Depois, pássaros levantaram voo como salpicos, segui‑os com o olhar, vi‑os a ganhar altura de um só fôlego até já não acreditar que eram eles a ganhar altura, mas sim eu a cair, e, agarrando com firmeza nas cordas por me sentir fraco, comecei a baloiçar um pouco. Não tardei a baloiçar com mais força, numa altura em que o vento já soprava mais frio e, em vez dos pássaros a voar, apareceram estrelas tremeluzentes.
Serviram‑me o jantar à luz das velas. Estive quase sempre com ambos os braços pousados no tampo de madeira e foi já cansado que mordi a minha fatia de pão com manteiga. As cortinas, muito esburacadas, enfunavam ao vento quente e, por vezes, alguém que ia a passar lá fora segurava‑as com as mãos quando queria ver‑me melhor e falar comigo. Normalmente, a vela não tardava a apagar‑se e os mosquitos andavam ainda às voltas em grupo durante um certo tempo no fumo escuro dela. Se alguém me fizesse uma pergunta pela janela, eu mirava‑o como se estivesse a olhar para as montanhas ou só para o ar, e esse alguém também não estava muito interessado numa resposta.
Mas, se alguém saltava então por cima do parapeito da janela como anúncio de que os outros já estavam em frente da casa, eu punha‑me de pé com um suspiro.
“Mas que suspiros são esses? Afinal, que é que aconteceu? Foi uma desgraça especial, irreparável? Nunca poderemos recuperar dela? Está tudo realmente perdido?”
Nada estava perdido. Corríamos para diante da casa. “Graças a Deus que finalmente apareceis!” — “Vens sempre atrasado!” — “Mas eu o quê?” — “Tu, pois, fica em casa, se não queres vir conosco.” — “Sem quartel!” — “O quê? Sem quartel? Que estás para aí a dizer?”

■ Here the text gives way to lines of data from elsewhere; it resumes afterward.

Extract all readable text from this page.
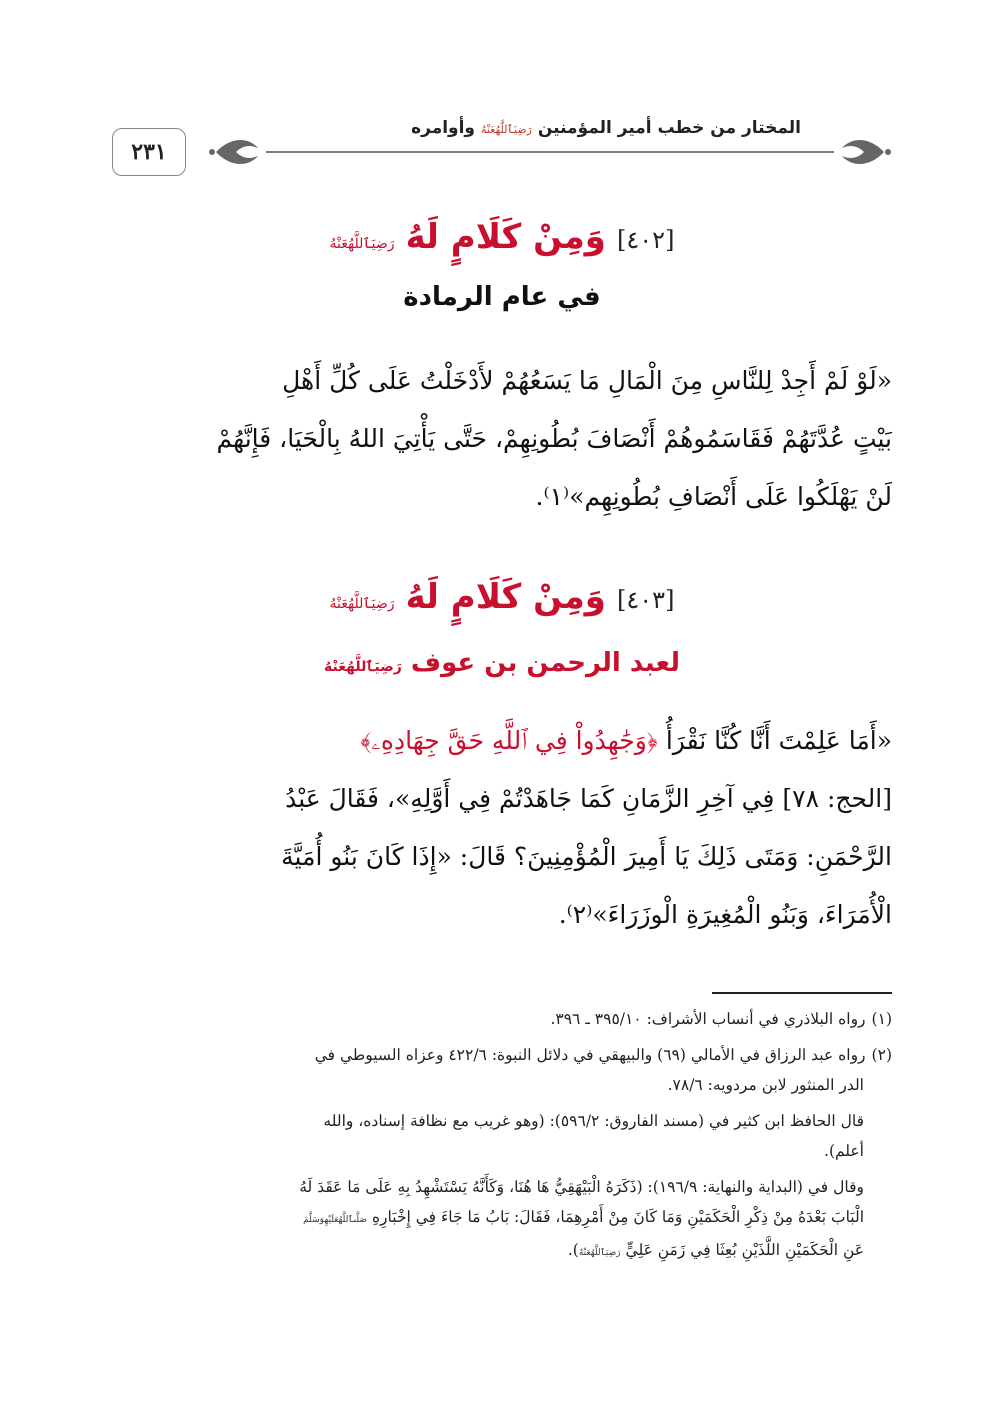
٢٣١
المختار من خطب أمير المؤمنين رَضِيَٱللَّهُعَنْهُ وأوامره
[٤٠٢] وَمِنْ كَلَامٍ لَهُ رَضِيَٱللَّهُعَنْهُ
في عام الرمادة
«لَوْ لَمْ أَجِدْ لِلنَّاسِ مِنَ الْمَالِ مَا يَسَعُهُمْ لأَدْخَلْتُ عَلَى كُلِّ أَهْلِ
بَيْتٍ عُدَّتَهُمْ فَقَاسَمُوهُمْ أَنْصَافَ بُطُونِهِمْ، حَتَّى يَأْتِيَ اللهُ بِالْحَيَا، فَإِنَّهُمْ
لَنْ يَهْلَكُوا عَلَى أَنْصَافِ بُطُونِهِم»⁽١⁾.
[٤٠٣] وَمِنْ كَلَامٍ لَهُ رَضِيَٱللَّهُعَنْهُ
لعبد الرحمن بن عوف رَضِيَٱللَّهُعَنْهُ
«أَمَا عَلِمْتَ أَنَّا كُنَّا نَقْرَأُ ﴿وَجَٰهِدُواْ فِي ٱللَّهِ حَقَّ جِهَادِهِۦ﴾
[الحج: ٧٨] فِي آخِرِ الزَّمَانِ كَمَا جَاهَدْتُمْ فِي أَوَّلِهِ»، فَقَالَ عَبْدُ
الرَّحْمَنِ: وَمَتَى ذَلِكَ يَا أَمِيرَ الْمُؤْمِنِينَ؟ قَالَ: «إِذَا كَانَ بَنُو أُمَيَّةَ
الْأُمَرَاءَ، وَبَنُو الْمُغِيرَةِ الْوزَرَاءَ»⁽٢⁾.
(١)رواه البلاذري في أنساب الأشراف: ٣٩٥/١٠ ـ ٣٩٦.
(٢)رواه عبد الرزاق في الأمالي (٦٩) والبيهقي في دلائل النبوة: ٤٢٢/٦ وعزاه السيوطي في
الدر المنثور لابن مردويه: ٧٨/٦.
قال الحافظ ابن كثير في (مسند الفاروق: ٥٩٦/٢): (وهو غريب مع نظافة إسناده، والله
أعلم).
وقال في (البداية والنهاية: ١٩٦/٩): (ذَكَرَهُ الْبَيْهَقِيُّ هَا هُنَا، وَكَأَنَّهُ يَسْتَشْهِدُ بِهِ عَلَى مَا عَقَدَ لَهُ
الْبَابَ بَعْدَهُ مِنْ ذِكْرِ الْحَكَمَيْنِ وَمَا كَانَ مِنْ أَمْرِهِمَا، فَقَالَ: بَابُ مَا جَاءَ فِي إِخْبَارِهِ صَلَّىٱللَّهُعَلَيْهِوَسَلَّمَ
عَنِ الْحَكَمَيْنِ اللَّذَيْنِ بُعِثَا فِي زَمَنِ عَلِيٍّ رَضِيَٱللَّهُعَنْهُ).
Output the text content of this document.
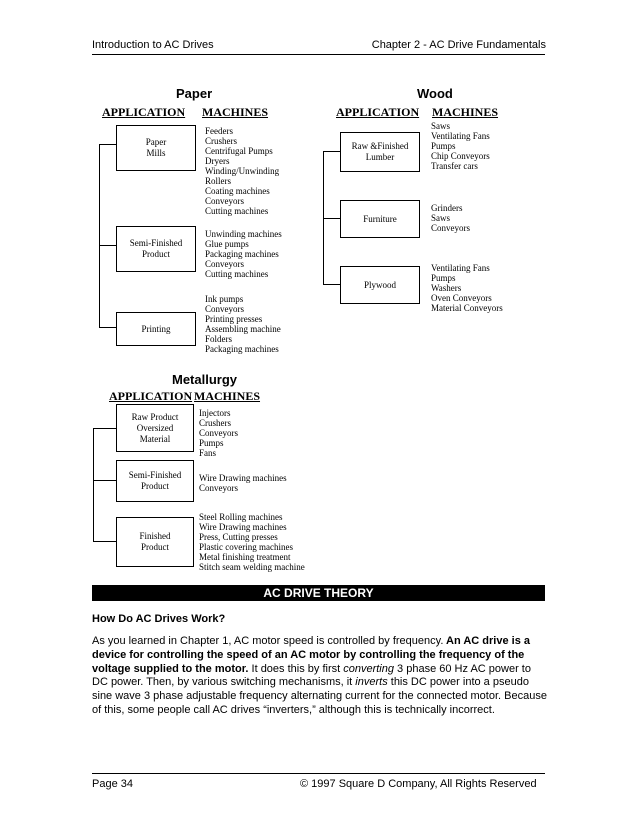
Introduction to AC Drives	Chapter 2 - AC Drive Fundamentals
Paper
APPLICATION MACHINES
Paper
Mills
Semi-Finished
Product
Printing
Feeders
Crushers
Centrifugal Pumps
Dryers
Winding/Unwinding
Rollers
Coating machines
Conveyors
Cutting machines
Unwinding machines
Glue pumps
Packaging machines
Conveyors
Cutting machines
Ink pumps
Conveyors
Printing presses
Assembling machine
Folders
Packaging machines
Wood
APPLICATION MACHINES
Raw &Finished
Lumber
Furniture
Plywood
Saws
Ventilating Fans
Pumps
Chip Conveyors
Transfer cars
Grinders
Saws
Conveyors
Ventilating Fans
Pumps
Washers
Oven Conveyors
Material Conveyors
Metallurgy
APPLICATION MACHINES
Raw Product
Oversized
Material
Semi-Finished
Product
Finished
Product
Injectors
Crushers
Conveyors
Pumps
Fans
Wire Drawing machines
Conveyors
Steel Rolling machines
Wire Drawing machines
Press, Cutting presses
Plastic covering machines
Metal finishing treatment
Stitch seam welding machine
AC DRIVE THEORY
How Do AC Drives Work?
As you learned in Chapter 1, AC motor speed is controlled by frequency. An AC drive is a device for controlling the speed of an AC motor by controlling the frequency of the voltage supplied to the motor. It does this by first converting 3 phase 60 Hz AC power to DC power. Then, by various switching mechanisms, it inverts this DC power into a pseudo sine wave 3 phase adjustable frequency alternating current for the connected motor. Because of this, some people call AC drives “inverters,” although this is technically incorrect.
Page 34	© 1997 Square D Company, All Rights Reserved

Enfiámo‑nos de cabeça pelo fim do dia adentro. Não havia nem dia nem noite. Ora os botões dos nossos coletes roçavam uns nos outros como se fossem dentes, ora corríamos a uma distância uniforme, de boca esbraseada, como os animais nos Trópicos. Batendo com os pés como couraceiros em velhas guerras e dando saltos para o ar, empurrámo‑nos pela curta rua abaixo e, com este balanço nas pernas, outra vez pela estrada acima. Alguns metiam‑se pela valeta, mal desapareciam diante do aterro escuro, já estavam lá em cima no caminho dos campos, como pessoas estranhas, a olhar para baixo.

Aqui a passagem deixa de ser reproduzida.